To install the database, unpack the tarball and point the --mp4_db parameter to the database's root directory.

In params.yml:

mp4_db: "/path/to/mpa_vOct22_CHOCOPhlAnSGB_202212/"

On the command line:

--mp4_db "/path/to/mpa_vOct22_CHOCOPhlAnSGB_202212/"

SameStr Profiling

Shared strains are detected with SameStr.

SameStr databases

Obtain the SameStr database corresponding to your CHOCOPhlAn database from the Zenodo repository.


Usage

Cloud-based Workflow Manager (CloWM)

This workflow will be available on the CloWM platform (coming soon).

Command-Line Interface (CLI)

The workflow run is controlled by environment-specific parameters (see run.config) and study-specific parameters (see params.yml). The parameters in the params.yml can be specified on the command line as well.

You can either clone this repository from GitHub and run it as follows

git clone https://github.com/grp-bork/samestr_flow.git
nextflow run /path/to/samestr_flow [-resume] -c /path/to/run.config -params-file /path/to/params.yml

Or, you can have nextflow pull it from github and run it from the $HOME/.nextflow directory.

nextflow run grp-bork/samestr_flow [-resume] -c /path/to/run.config -params-file /path/to/params.yml

Input files

Fastq files are supported and can be either uncompressed (but shouldn't be!) or compressed with gzip or bzip2. Sample data must be arranged in one directory per sample.
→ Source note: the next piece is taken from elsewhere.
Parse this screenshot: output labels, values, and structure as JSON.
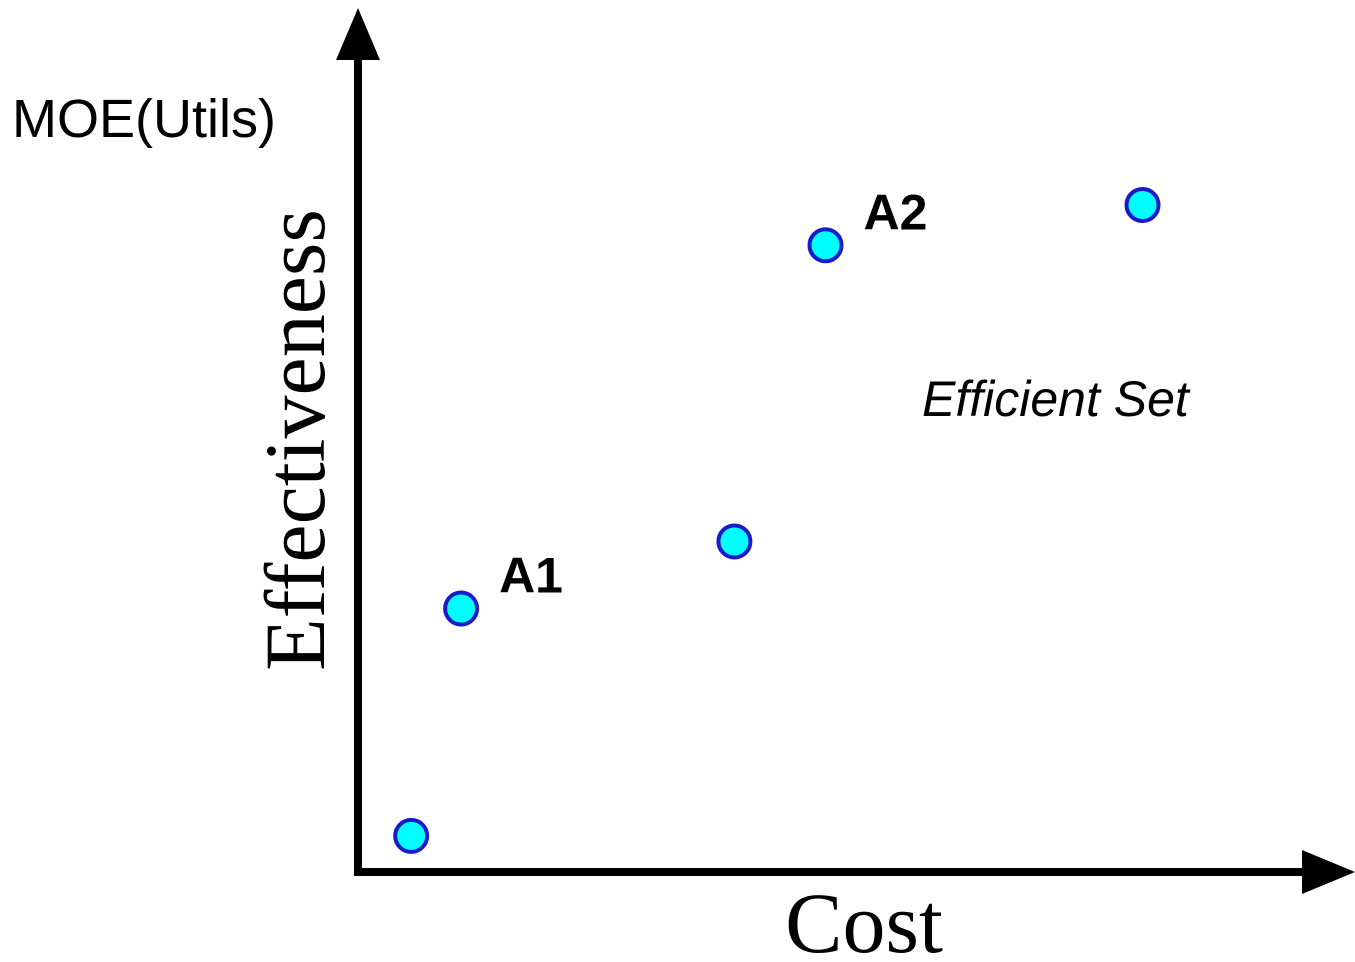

Per-sample input directories

All files in a sample directory will be associated with the name of the sample folder. Paired-end mate files need to have matching prefixes. Mates 1 and 2 can be specified with suffixes _[12], _R[12], .[12], .R[12]. Lane IDs or other read id modifiers have to precede the mate identifier. Files with names not containing either of those patterns will be assigned to be single-ended. Samples consisting of both single and paired end files are assumed to be paired end with all single end files being orphans (quality control survivors).